Sobre a entrada num novo ano, Inês Veloso comenta que não vai “mudar nada”, pois acredita que “a mudança é uma decisão e um compromisso que tem de ser feito pelas pessoas e assumido pelas empresas.” “E este é o maior desafio que temos para 2021, aceitar e cumprir a mudança, desenharmos o amanhã e o depois de amanhã e não esperar que a simples mudança de ano seja, em si, a grande salvação para o pior ano de sempre, até porque hoje vivemos o mesmo contexto de dezembro de 2020, e possivelmente até uma terceira vaga.”

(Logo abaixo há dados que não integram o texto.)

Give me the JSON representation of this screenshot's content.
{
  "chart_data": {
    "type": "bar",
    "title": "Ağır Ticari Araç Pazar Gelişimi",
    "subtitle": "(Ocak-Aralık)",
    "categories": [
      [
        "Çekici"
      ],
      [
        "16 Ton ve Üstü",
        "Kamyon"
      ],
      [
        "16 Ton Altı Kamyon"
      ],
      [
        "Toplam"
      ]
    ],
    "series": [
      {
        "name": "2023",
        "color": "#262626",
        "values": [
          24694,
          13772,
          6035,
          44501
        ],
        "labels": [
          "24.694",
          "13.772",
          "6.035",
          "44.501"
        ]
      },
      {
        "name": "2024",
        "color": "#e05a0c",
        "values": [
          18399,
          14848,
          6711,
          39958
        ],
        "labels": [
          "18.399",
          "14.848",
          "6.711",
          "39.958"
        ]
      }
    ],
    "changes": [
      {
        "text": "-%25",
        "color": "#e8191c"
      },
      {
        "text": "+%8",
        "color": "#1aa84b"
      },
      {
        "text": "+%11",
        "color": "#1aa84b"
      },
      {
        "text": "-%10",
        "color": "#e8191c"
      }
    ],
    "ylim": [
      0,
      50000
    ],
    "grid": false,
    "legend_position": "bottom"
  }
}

Assim sendo, diz que a Randstad Portugal vai “manter, em 2021, a estratégia de proximidade” no seu setor: “#EstamosAqui com os nossos clientes e candidatos. Vamos criar cada vez mais conteúdos e momentos relevantes em diferentes canais, mantendo a inovação em termos de formatos e partilhando dados de mercado que nos permitam analisar tendências e refletir sobre o mundo do trabalho de amanhã. Acreditamos que este tem de ser um ano de aprendizagens e que os modelos de trabalho, de produtividade, de avaliação e de eficiência vão ser críticos e queremos ser parceiros das empresas e dos talentos neste processo de definição”.
Quanto aos reptos que se avizinham, Inês Veloso antevê “grandes desafios” no mundo do trabalho. “Seja porque acreditamos que algumas das restrições que temos hoje vão deixar de existir, seja porque 2021 vai ter duas realidades: pandemia e pós-pandemia. O principal desafio vai ser ao nível da saúde mental. Acreditar que vamos ser os mesmos depois da pandemia é um erro. Todo o processo teve impacto em nós e, por isso, é preciso reconhecer a necessidade deste acompanhamento.” Opinando que o “tema não deve apenas ser considerado no pós-pandemia, mas já hoje em contexto pandémico”, lança algumas questões. “A forma de trabalhar: remota, presencial ou mista? Esta é uma questão muito mais complexa do que uma pergunta de escolha múltipla. O que querem os seus colaboradores? Como medem a produtividade? Quais as ferramentas de comunicação? As pessoas estão felizes? Engagement em queda ou a subir? São muitas as questões a fazer e não há uma resposta certa, mas, sim, uma adequada a cada organização. A decisão que tomarem vai ter impacto na forma de trabalhar e na cultura da empresa. Uma decisão que deve ser estudada hoje e que não pode ser um voltar a ontem, porque sim”, alerta.
E o mercado do talento? “As pessoas continuam a ser o mais importante elemento das organizações e quer isto dizer que o employer branding tem um papel crítico em toda a estratégia. Ninguém vai perdoar as empresas que não tiveram a saúde das pessoas em primeiro lugar. A comunicação e a proximidade, mesmo com distanciamento, vão ser críticas e o pós-pandemia vai ‘ajustar as contas’ nesta relação”, avisa Inês Veloso, antevendo a flexibilidade das empresas e dos candidatos também como um dos grandes desafios para 2021. “Um desafio que tem de acabar com estigmas e com esquemas, que tem de reequilibrar o mercado e responder à flexibilidade exigida pela economia, mas também pelas pessoas.”